La deuda neta de Vale alcanzó los US$27.510 millones a fin de junio en comparación con US$25.230 millones al cierre del año pasado, aunque la compañía ha estado pagando deuda y vendiendo activos con el fin de alcanzar la meta de un pasivo neto de US$15.000 millones dentro de 18 meses que se trazó en febrero de este año.

La menor preocupación sobre las finanzas de las mineras se refleja en los costos más bajos de los CDS. El costo de proteger US$10 millones de deuda de BHP contra un default durante cinco años se redujo de US$225.000 al año en febrero a US$124.000 la semana pasada, según Markit.

Ha habido declives similares para otras empresas. En el caso de Vale, el costo cayó en más de la mitad, de casi US$1 millones al año en enero a US$415.000 la semana pasada, indica Markit. En tanto, el CDS para Rio Tinto descendió de US$279.000 en febrero a US$136.000 la semana pasada.
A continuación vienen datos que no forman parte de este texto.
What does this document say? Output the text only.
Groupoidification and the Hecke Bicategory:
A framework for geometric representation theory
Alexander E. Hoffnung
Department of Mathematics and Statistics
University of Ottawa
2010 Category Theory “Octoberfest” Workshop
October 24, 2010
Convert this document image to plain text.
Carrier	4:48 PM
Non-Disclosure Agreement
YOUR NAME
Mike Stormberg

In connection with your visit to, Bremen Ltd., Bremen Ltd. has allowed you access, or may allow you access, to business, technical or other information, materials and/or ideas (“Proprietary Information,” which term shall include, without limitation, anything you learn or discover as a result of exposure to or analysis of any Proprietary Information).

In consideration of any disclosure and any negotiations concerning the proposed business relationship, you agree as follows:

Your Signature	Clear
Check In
Los mismos seguros para Glencore PLC, que este año apunta a reducir su deuda neta en hasta un tercio, se han desplomado de más de US$1 millón hace unos meses a aproximadamente US$250.000 ahora.
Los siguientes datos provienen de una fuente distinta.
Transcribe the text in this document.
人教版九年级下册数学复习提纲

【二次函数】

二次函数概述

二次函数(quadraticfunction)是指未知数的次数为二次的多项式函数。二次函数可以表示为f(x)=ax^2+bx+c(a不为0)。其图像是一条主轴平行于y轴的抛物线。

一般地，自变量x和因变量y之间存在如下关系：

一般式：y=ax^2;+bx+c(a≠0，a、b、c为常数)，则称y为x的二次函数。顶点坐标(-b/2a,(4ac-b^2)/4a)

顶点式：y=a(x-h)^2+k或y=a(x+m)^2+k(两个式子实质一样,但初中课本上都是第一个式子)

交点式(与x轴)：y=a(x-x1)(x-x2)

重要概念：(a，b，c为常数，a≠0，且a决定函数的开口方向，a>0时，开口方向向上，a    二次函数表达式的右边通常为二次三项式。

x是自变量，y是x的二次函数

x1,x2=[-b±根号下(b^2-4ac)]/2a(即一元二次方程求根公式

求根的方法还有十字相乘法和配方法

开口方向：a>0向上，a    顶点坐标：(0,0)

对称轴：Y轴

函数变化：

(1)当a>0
“No hay duda de que el mercado piensa que la deuda no es un problema” para Glencore, dice Nik Stanojevic, analista de renta variable en Brewin Dolphin, señalando la magnitud de la caída del costo de los CDS. Brewin Dolphin, una firma de gestión de patrimonio privado, posee acciones de Glencore.

De todas formas, algunos inversionistas dicen que esperan que las empresas mantengan como prioridad la reducción de deuda.

La recuperación de los mercados de materias primas ha sacado el problema “de la agenda, pero si China tiene otro tropiezo y los precios bajan entonces la gente se volverá a preocupar”, dice Andrew Lapping, vicedirector de inversión de Allan Gray, de Sudáfrica.